俺は倉持さんが疲れるようなことをしてしまっただろうか。もしかして勝手にベラベラと喋りすぎたのかもしれない。
「ごめん。それってどういう意味かな?」
色々と考えても心当たりになるものはなくて、俺は機嫌を窺うように聞いてみた。
「良い子ちゃんを見ていると疲れるってことです」
「良い子ちゃんって…。別に俺はそんな」
「無自覚ですか?それは重症ですね。わざわざ私のために興味ない分野を調べるなんて良い子ちゃんそのものじゃないですか」
「俺がしたいからしているだけだよ」
「じゃあ教えてください。何で“したい”って思ったんですか?」
一瞬、怯むように口を閉じてしまう。俺がそう思った理由……そんなの決まっている。
「倉持さんが心配だからだよ。その、炎上してクラスでも噂されて絶対心は辛いでしょ?だから俺と話すことで少しでも楽になってもらいたいんだ」
俺はどちらの経験も無いから倉持さんの気持ちはよくわからない。それでも辛いのは辛いはずだ。
「もしも俺が」と想像すればある程度予想は出来る。
「君って教科書みたいな人間ですね」
そんな俺の想いを切り裂いたのは、皮肉を含めて嘲笑う声だった。
「転んだ人が居たら助けましょう。泣いている人が居たら優しくしてあげましょう。君はそんな教科書みたいな思考なんですよね?」
「……それが普通じゃない?」
「人によってはその“普通”がイラつく原因になりますよ」
俺は無意識に唇に力を込める。これまで何度も倉持さんの捻くれた考えは聞いてきた。今回も同じようなことだろう。

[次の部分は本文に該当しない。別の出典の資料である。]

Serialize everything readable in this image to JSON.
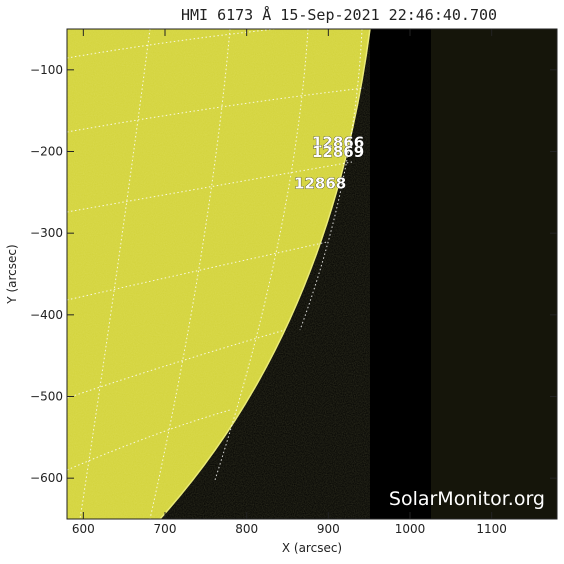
{
  "title": "HMI 6173 Å 15-Sep-2021 22:46:40.700",
  "x_axis": {
    "label": "X (arcsec)",
    "ticks": [
      600,
      700,
      800,
      900,
      1000,
      1100
    ],
    "range": [
      580,
      1180
    ]
  },
  "y_axis": {
    "label": "Y (arcsec)",
    "ticks": [
      -100,
      -200,
      -300,
      -400,
      -500,
      -600
    ],
    "range": [
      -650,
      -50
    ]
  },
  "regions": [
    {
      "number": "12866",
      "x": 880,
      "y": -195
    },
    {
      "number": "12869",
      "x": 880,
      "y": -207
    },
    {
      "number": "12868",
      "x": 858,
      "y": -245
    }
  ],
  "watermark": "SolarMonitor.org",
  "colors": {
    "disk": "#d2d23a",
    "space": "#000000",
    "outer_band": "#15150a",
    "grid": "#ffffff"
  }
}
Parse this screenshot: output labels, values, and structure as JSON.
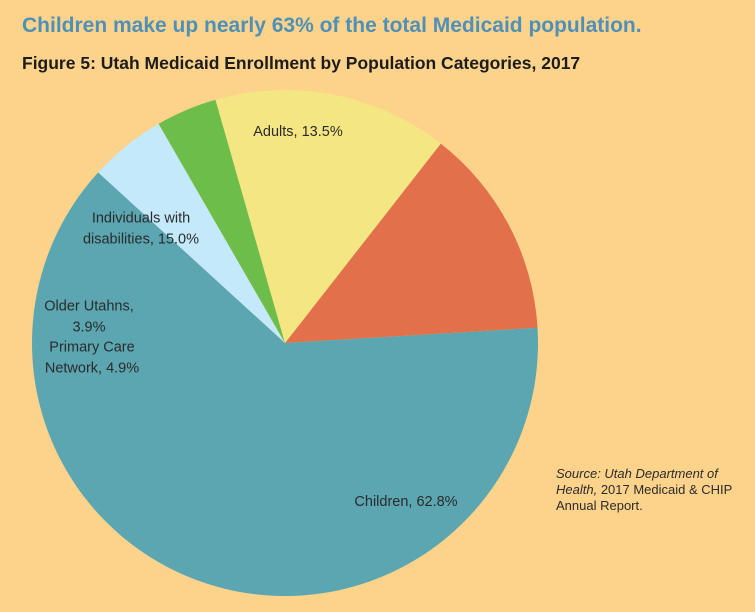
{
  "headline": "Children make up nearly 63% of the total Medicaid population.",
  "figure_title": "Figure 5: Utah Medicaid Enrollment by Population Categories, 2017",
  "source": {
    "italic": "Source: Utah Department of Health,",
    "rest": " 2017 Medicaid & CHIP Annual Report."
  },
  "colors": {
    "background": "#fdd38c",
    "headline": "#4f90b8"
  },
  "chart_data": {
    "type": "pie",
    "title": "Figure 5: Utah Medicaid Enrollment by Population Categories, 2017",
    "unit": "%",
    "slices": [
      {
        "key": "adults",
        "name": "Adults",
        "value": 13.5,
        "color": "#e2704a",
        "label_lines": [
          "Adults, 13.5%"
        ]
      },
      {
        "key": "children",
        "name": "Children",
        "value": 62.8,
        "color": "#5ba6b1",
        "label_lines": [
          "Children, 62.8%"
        ]
      },
      {
        "key": "primary-care",
        "name": "Primary Care Network",
        "value": 4.9,
        "color": "#c4e9fb",
        "label_lines": [
          "Primary Care",
          "Network, 4.9%"
        ]
      },
      {
        "key": "older-utahns",
        "name": "Older Utahns",
        "value": 3.9,
        "color": "#6dbd4a",
        "label_lines": [
          "Older Utahns,",
          "3.9%"
        ]
      },
      {
        "key": "disabilities",
        "name": "Individuals with disabilities",
        "value": 15.0,
        "color": "#f4e683",
        "label_lines": [
          "Individuals with",
          "disabilities, 15.0%"
        ]
      }
    ]
  }
}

なのに俺はいつも以上に腹が立ってくる。さっきまで百合小説を語っていたのが嘘みたいだ。
拳を作った手が震え始める。そして背中を廊下の壁から離した。
「全員が全員、君の優しさをそのまま受け取れると思わないでください」
次の瞬間、俺は玄関の扉に向かって拳を突き出す。鈍い音と共に拳から痛みが広がる。
倉持さんは言葉を失ったように黙った。
「馬鹿にするなよ。受け取れなくても否定するなよ」
出したことないくらいの低い声が倉持さん目掛けて放たれる。
俺の頭の中は白に染まりながらも、喉奥から浮かんでくる言葉を吐き出した。
「そんな風に考えるから炎上したんだろ」
扉に付けていた拳を下ろす。肩からずり落ちた鞄を直して俺は倉持家の前から立ち去った。
悔しさや悲しみではない感情が湧き上がる。この感情に名前は無かった。